I think we’re all a little sick of feudal, semi-medieval fantasy settings based loosely on Western Europe, right? I am. But I’m also on a big sword and sorcery kick right now, so I’ll read almost anything in the genre, even if it has a semi-medieval standard fantasy setting.
Alex Bledsoe’s Eddie LaCrosse novels came highly recommended, so I gave the first one, The Sword-Edged Blonde, a try. I’m about a third of the way through the book, and already the book is both entertaining me and rubbing me the wrong way.
I can’t get around the very modern, very anachronistic voice in this book. The book is billed as a mash up of a hard-boiled detective story and a fantasy universe. Sounds cool so far. But then I see characters called Mike and King Phil and little warning signs start to go up in my mind.
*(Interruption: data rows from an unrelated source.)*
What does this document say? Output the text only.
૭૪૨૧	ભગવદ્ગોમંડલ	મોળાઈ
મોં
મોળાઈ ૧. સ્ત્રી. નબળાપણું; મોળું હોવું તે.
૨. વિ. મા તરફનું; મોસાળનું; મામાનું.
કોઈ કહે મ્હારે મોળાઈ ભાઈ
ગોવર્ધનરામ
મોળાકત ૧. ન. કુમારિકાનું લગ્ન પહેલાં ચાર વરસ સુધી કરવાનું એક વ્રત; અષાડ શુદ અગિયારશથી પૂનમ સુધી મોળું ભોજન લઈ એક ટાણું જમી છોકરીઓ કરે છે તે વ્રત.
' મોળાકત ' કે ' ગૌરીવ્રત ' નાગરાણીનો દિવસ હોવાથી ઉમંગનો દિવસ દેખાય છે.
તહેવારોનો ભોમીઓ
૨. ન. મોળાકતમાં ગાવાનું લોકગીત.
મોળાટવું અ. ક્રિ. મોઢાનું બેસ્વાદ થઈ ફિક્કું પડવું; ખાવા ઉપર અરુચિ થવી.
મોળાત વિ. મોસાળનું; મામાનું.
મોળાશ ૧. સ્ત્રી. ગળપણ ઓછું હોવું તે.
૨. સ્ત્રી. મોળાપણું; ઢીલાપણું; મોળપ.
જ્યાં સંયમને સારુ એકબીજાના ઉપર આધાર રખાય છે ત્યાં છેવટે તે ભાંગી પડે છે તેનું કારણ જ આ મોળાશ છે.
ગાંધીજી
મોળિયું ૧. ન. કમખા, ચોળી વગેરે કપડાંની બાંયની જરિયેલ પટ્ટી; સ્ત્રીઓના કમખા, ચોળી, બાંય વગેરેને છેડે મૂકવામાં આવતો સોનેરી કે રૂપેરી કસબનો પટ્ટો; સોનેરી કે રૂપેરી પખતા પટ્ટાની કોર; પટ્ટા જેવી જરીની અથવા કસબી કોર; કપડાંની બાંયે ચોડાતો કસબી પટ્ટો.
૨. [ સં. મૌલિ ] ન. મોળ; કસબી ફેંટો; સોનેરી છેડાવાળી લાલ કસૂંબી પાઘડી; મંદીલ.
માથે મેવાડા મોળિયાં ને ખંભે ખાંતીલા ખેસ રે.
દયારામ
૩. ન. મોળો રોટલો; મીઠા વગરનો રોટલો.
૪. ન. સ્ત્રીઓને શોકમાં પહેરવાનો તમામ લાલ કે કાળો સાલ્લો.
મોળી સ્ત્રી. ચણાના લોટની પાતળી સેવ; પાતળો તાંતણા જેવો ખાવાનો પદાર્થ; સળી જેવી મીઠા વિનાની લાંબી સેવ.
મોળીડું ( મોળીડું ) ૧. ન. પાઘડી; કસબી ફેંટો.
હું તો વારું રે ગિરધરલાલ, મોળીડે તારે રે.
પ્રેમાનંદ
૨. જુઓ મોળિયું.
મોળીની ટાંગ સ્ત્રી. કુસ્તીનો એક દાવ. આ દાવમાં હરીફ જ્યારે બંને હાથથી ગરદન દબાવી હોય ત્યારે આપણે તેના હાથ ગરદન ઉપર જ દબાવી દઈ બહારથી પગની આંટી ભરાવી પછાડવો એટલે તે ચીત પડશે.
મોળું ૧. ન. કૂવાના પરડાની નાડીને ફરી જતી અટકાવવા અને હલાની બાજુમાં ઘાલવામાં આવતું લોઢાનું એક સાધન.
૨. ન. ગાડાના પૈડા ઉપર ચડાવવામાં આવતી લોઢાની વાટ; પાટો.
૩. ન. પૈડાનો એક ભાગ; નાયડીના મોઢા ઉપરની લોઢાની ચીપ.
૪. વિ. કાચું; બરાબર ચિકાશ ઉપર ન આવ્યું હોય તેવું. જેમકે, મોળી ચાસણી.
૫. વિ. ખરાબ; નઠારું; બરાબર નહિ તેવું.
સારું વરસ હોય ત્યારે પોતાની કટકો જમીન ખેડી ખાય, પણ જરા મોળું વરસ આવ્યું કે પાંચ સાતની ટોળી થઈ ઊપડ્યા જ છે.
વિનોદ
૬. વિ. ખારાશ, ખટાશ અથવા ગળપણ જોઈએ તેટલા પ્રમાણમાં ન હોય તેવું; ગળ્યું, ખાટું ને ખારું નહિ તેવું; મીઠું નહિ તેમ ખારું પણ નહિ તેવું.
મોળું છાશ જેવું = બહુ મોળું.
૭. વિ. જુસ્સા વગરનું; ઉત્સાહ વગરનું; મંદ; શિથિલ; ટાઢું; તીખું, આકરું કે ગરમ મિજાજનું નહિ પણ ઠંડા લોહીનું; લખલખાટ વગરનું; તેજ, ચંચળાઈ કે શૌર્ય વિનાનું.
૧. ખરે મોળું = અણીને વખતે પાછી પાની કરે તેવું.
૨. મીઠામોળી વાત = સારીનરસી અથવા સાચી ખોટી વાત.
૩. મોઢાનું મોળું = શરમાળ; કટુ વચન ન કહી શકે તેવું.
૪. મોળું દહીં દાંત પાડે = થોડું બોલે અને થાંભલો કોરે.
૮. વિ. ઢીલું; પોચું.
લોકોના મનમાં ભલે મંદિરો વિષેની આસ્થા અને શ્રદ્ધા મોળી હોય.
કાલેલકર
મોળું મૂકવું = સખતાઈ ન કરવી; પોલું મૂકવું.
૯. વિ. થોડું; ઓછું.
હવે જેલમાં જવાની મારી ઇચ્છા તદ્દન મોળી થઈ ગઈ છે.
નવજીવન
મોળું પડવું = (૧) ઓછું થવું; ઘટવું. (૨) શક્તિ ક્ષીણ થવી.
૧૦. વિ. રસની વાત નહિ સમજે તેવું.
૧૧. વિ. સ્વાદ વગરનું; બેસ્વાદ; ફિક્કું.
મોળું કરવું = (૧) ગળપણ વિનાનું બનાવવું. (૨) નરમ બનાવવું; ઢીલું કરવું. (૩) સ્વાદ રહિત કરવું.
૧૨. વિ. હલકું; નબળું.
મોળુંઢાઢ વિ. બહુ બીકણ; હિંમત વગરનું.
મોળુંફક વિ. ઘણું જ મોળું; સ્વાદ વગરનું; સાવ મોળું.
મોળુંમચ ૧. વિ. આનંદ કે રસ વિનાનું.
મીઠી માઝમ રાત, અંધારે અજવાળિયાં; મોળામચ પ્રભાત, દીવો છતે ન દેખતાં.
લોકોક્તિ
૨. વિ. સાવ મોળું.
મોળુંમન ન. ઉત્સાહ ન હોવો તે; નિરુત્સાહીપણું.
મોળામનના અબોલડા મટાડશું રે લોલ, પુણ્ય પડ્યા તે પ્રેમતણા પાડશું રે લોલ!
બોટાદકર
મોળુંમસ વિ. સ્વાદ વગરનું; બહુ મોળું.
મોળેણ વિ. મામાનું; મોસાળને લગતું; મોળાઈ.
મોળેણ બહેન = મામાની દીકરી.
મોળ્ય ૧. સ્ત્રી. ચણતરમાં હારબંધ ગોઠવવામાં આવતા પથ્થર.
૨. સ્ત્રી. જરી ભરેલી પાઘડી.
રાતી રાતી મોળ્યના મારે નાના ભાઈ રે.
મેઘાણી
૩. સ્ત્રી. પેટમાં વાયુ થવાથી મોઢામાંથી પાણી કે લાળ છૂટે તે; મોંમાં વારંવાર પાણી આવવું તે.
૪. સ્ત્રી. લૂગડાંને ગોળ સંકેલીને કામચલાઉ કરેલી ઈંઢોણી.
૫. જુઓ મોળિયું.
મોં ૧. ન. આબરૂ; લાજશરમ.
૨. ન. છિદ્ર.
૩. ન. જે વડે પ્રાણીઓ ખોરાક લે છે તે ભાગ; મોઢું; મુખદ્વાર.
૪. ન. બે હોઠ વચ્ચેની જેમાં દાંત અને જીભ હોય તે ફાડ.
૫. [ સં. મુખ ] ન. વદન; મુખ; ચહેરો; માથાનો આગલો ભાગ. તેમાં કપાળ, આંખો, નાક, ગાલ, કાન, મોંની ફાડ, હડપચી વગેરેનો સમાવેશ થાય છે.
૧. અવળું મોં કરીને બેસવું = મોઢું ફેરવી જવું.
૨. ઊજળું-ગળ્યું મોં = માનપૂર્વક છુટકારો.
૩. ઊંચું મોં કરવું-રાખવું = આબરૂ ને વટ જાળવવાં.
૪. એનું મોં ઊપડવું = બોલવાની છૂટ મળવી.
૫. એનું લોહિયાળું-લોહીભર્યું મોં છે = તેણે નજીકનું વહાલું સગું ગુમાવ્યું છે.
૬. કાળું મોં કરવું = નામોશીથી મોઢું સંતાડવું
Then I read a sentence where the main character mentions that he “didn’t have time to comparison shop.” I almost stopped reading there. (But I didn’t!)
In a blog post about keeping a series fresh, Bledsoe specifically mentions the LaCrosse novels’ anachronistic tone as being a staple of the series. So obviously the things that are bothering me about the tone and voice in The Sword-Edged Blonde are intentional.
So that means this comes down to a matter of taste–something that is completely subjective. I find the modern slang and terms incongruous with a sword and sorcery fantasy setting, but others might really enjoy them. I can’t fault Bledsoe for his language choices though. This is a made up fantasy world. There’s no reason for the characters to speak like they’re in Medieval Britain or something because they’re not there. I recognize that, but at the same time, if this is a feudal society then based on the socio-economic model of the land, would terms like “comparison shop” even exist? I have to think that might be stretch, no matter how fictional the setting might be.
Something similar happened when I was subbing my steampunk novel, The Exile’s Violin. It’s set in the made up world of Tethys that doesn’t correspond to Victorian England. In my mind, if I had characters that didn’t necessarily speak like they belonged in the late 19th Century then it didn’t matter. They weren’t part of that century. It’s all a matter of taste. One publisher told me that they liked my submission but it wasn’t “steampunk” enough because the language and tone were too modern for them. They had similar quibbles with my book that I’m having with The Sword-Edged Blonde. It’s all very subjective stuff.
I guess the lesson is: if you have a made up setting, write it how you want. There’s no reason to cling to “historical accuracy” if the setting isn’t based real history. Some people might like your word choice and the slang your characters use, others might not. Don’t let that stop you from creating though.
PS: Aside from the modern tone, I’m enjoying Bledsoe’s book! It definitely feels like a noir fantasy mash up.